# Gnoblar Army!



## Words_of_Truth (Sep 20, 2007)

I thought I'd start a project log seeing as the thread I was keeping my log in wasn't quite right for it. 

So a general summary of this army is a Gnoblar Army using the Orcs and Goblins rules 

Here's what I've done so far. 

Gnoblar Shaman









Rhinoxen Chariot (Boar Chariot)

















Gnoblar Rock Lobber









Gnoblar Battle Standard Bearer

























Entire army so far


----------



## HOGGLORD (Jan 25, 2012)

Using my limited knoledge of fantasy, they look great! I would love to see more.


----------



## folketsfiende (Nov 21, 2011)

Cool stuff! There is something appealing with a horde of these tiny warriors. I embarked on a Night Goblin army project some years ago, but never finished it. You seem off to a good start, and I look forward to seeing more pics!


----------



## Words_of_Truth (Sep 20, 2007)

Thanks 

Here's my Gnoblar's Stonehorn, which will be used as the Goblins Arachnarok. It's still work in progress but thought I'd share it.

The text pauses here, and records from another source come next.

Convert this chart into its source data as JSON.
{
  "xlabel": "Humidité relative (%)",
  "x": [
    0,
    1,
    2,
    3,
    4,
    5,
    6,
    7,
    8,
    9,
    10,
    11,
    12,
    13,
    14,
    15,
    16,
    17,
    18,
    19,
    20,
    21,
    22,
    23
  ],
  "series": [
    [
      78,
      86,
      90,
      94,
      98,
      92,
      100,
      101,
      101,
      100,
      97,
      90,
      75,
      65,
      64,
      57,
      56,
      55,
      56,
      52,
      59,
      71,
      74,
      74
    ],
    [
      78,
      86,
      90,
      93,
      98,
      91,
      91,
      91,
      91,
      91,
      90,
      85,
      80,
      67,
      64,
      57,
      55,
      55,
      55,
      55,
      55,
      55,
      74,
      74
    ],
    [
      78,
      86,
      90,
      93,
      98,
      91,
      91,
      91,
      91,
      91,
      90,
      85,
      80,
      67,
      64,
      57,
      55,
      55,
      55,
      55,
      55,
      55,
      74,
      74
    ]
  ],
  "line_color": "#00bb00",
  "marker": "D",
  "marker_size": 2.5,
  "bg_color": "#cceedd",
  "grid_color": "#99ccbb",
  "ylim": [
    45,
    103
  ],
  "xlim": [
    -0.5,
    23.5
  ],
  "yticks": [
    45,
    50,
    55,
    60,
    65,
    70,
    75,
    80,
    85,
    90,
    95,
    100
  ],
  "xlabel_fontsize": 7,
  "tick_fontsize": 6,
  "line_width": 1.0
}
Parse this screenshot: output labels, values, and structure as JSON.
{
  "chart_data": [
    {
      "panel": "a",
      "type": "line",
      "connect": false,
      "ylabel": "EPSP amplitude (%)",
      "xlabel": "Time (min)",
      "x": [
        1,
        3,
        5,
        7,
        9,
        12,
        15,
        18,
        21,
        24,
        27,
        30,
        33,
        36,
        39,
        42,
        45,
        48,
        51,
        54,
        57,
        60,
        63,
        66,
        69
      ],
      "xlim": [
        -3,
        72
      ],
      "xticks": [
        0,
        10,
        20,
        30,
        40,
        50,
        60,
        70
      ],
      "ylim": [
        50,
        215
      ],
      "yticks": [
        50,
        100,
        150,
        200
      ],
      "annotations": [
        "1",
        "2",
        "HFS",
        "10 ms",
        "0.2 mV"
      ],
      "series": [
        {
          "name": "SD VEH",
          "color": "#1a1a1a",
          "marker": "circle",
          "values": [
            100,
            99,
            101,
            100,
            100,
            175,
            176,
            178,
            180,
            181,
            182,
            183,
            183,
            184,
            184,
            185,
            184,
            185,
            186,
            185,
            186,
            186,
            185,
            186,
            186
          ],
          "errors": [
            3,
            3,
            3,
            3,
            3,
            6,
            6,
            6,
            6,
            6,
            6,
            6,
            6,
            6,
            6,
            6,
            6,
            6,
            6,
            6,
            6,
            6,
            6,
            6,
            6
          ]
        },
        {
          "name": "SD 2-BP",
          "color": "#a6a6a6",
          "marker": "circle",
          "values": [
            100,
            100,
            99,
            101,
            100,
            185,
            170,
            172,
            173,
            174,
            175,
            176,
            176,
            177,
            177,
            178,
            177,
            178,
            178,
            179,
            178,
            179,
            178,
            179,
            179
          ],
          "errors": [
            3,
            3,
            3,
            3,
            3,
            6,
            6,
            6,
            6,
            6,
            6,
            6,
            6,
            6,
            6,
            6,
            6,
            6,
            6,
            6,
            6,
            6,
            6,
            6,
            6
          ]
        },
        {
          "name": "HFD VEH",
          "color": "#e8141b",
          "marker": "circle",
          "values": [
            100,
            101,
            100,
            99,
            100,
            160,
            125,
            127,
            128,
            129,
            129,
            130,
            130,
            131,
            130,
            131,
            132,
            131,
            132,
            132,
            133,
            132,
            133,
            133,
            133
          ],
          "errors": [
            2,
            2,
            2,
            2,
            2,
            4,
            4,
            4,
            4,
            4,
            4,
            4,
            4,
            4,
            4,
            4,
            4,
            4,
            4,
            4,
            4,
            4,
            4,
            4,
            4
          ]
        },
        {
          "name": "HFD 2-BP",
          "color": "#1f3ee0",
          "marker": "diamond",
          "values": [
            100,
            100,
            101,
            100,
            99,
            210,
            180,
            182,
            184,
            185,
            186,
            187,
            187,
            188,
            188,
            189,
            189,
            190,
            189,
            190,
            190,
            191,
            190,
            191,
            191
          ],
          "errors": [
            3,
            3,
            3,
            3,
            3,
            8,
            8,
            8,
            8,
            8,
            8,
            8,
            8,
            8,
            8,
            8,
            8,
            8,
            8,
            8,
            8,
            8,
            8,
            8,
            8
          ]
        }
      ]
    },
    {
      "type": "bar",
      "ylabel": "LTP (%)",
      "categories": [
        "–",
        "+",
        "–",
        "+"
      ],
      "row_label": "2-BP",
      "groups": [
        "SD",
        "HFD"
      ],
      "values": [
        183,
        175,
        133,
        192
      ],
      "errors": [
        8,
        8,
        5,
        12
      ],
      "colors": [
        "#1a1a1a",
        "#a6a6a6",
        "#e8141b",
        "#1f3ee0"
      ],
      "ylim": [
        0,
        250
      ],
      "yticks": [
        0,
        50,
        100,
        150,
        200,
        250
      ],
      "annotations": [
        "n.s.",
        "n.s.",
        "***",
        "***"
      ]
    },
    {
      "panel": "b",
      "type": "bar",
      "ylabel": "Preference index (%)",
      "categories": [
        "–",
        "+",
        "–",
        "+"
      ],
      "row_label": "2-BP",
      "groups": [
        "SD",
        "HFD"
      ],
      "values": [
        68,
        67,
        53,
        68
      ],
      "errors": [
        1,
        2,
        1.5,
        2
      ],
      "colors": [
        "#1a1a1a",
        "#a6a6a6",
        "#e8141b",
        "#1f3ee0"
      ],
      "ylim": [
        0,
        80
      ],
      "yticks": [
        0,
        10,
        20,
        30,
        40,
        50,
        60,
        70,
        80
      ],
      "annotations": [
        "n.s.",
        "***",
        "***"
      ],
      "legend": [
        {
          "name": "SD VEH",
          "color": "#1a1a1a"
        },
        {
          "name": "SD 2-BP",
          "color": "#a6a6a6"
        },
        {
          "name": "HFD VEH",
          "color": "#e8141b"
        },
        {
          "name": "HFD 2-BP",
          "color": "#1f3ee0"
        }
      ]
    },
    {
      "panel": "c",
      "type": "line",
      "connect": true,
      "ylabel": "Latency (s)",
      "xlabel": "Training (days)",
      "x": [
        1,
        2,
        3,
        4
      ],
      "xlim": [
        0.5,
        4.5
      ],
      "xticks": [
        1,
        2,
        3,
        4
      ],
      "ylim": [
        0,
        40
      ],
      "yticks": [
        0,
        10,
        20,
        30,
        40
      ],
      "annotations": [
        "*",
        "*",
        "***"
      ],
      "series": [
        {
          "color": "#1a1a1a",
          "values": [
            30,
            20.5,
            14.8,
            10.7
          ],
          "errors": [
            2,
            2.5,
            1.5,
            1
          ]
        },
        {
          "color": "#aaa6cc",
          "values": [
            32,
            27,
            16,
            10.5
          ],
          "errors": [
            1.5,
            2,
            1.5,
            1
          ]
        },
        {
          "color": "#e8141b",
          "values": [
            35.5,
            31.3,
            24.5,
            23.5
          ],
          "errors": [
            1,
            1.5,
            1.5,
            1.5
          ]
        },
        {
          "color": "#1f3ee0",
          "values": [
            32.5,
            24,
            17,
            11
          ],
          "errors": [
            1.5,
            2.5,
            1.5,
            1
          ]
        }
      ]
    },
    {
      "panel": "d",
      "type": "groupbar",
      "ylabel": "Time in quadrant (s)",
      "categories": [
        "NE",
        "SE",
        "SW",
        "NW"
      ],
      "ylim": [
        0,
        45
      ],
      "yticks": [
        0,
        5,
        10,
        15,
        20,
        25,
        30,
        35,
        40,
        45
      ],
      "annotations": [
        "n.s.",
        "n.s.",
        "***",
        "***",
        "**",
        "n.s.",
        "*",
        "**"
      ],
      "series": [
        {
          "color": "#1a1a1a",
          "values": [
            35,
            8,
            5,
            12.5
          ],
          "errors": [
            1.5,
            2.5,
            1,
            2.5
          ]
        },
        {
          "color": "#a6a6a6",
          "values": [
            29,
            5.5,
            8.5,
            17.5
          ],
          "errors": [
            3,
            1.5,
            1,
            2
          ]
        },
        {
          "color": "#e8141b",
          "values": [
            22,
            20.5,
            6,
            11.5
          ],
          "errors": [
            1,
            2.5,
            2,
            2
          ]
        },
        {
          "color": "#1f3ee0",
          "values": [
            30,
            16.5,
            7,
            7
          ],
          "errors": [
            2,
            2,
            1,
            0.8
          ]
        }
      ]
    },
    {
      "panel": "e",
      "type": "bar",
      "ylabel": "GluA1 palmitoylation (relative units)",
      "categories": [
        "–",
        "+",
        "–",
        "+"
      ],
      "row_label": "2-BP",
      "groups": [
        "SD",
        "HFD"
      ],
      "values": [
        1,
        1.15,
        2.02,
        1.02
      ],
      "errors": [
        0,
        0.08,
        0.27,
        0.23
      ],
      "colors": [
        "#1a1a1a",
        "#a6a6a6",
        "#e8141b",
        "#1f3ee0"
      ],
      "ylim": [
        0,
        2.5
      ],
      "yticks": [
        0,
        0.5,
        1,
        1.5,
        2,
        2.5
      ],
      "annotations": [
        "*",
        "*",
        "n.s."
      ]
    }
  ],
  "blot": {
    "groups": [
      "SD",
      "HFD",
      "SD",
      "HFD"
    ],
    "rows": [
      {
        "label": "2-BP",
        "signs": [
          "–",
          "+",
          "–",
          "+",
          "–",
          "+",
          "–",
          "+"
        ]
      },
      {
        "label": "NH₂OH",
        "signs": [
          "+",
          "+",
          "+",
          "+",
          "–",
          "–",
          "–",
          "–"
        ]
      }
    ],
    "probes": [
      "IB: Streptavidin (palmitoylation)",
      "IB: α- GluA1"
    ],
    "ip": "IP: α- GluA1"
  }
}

I've attached some magnets underneath the howdah and the chain is removable to for ease of transport. I can't decide if I should put a gnoblar on it's head sitting down trying to control it.


----------



## Saulot (May 25, 2011)

What a fun army!! I can't wait to see this completed! I'm getting some inspiration on how to expand my current 1k Night Gobbos!


----------



## Words_of_Truth (Sep 20, 2007)

Thanks 

I'm thinking of doing a goblin doom diver by using the spare cannon bits I got from the sky titan kit, unsure whether a Gnoblar would really do it, I don't think they are as crazy as goblins 

Also I'm wondering whether adding Black Orcs would be ok eventually, since Black Orcs are from the same region as Gnoblars.


----------



## Words_of_Truth (Sep 20, 2007)

Here's my bolt thrower and the beginnings of my doom diver which I'm not quite sure is complete yet.


----------



## khrone forever (Dec 13, 2010)

i love the bear trap on the front of the spear chukka


----------



## Words_of_Truth (Sep 20, 2007)

Thanks 

I added the ammo for my doom diver


----------



## Words_of_Truth (Sep 20, 2007)

Rest of my army bar the Gnoblar for my Mangler stand in, thought I'd do a general picture of the entire force so far, bit tired after I put them all together even converted a little parachutist for my doom diver stand in


----------



## khrone forever (Dec 13, 2010)

i love this army, looks so fun and random


----------



## Words_of_Truth (Sep 20, 2007)

Thanks 

Btw the small unit of Gnoblars near the middle are all equipped with actual bows wasn't that hard to convert them actually a lot of them had good poses already for a simple weapon swap.


----------



## Words_of_Truth (Sep 20, 2007)

My Mournfang Mangler










The Howdah of the Stonehorn


----------



## CPT Killjoy (Feb 15, 2012)

So I play 40k, not WF, but I have to say, I love the Gnoblers. I think they are some of the best models that GW has ever put out. For being so small, they have so much personality. Some of the goblin models are like this too, but I really think the Gnoblers win hands down. Good on you for building an army around them (even if you do have to use O&G rules). Your army looks awesome, has tons of character, and is just awesome in general.


----------



## HOGGLORD (Jan 25, 2012)

I've said it already, but I'll say it again, amazing work!


----------